DPA. BUENOS AIRES.
Argentina vive la pesadilla más temida de la mano de su mayor ídolo futbolístico, Diego Armando Maradona: el riesgo de quedarse afuera del Mundial de Sudáfrica 2010 tras perder en Paraguay (1-0).
La repesca asoma ahora como tabla de salvación para un equipo en desplome y un técnico que no encuentra el modo de hacer funcionar a sus jugadores. El astro dio la cara ante el vendaval de críticas y los rumores sobre su posible cese. "Voy a seguir, voy a cumplir mi contrato", aseguró en el peor momento de los diez meses que lleva al frente de la albiceleste.

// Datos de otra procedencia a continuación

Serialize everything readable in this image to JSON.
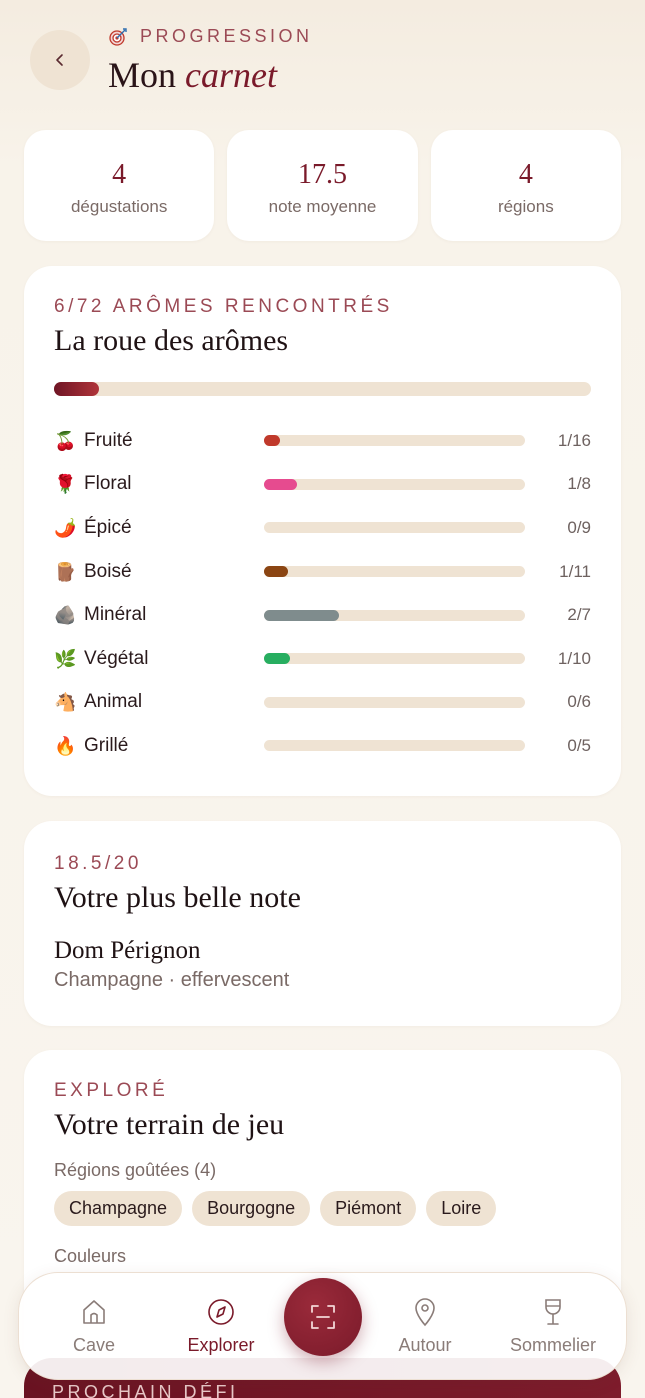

Tanto los expertos como los aficionados apuntan a Maradona. El 87 por ciento consideró ayer que debe renunciar al cargo, según los resultados de una encuesta online del diario La Nación. En otro sondeo del rotativo Clarín, el 69 por ciento cree que "Maradona es el único culpable".
"¿No nos salva ni D10s?", se preguntó ayer el deportivo Olé. Argentina recibirá el 10 de octubre a Perú y cuatro días más tarde cerrará las eliminatorias en Montevideo ante Uruguay. La repesca es el mal menor para la albiceleste.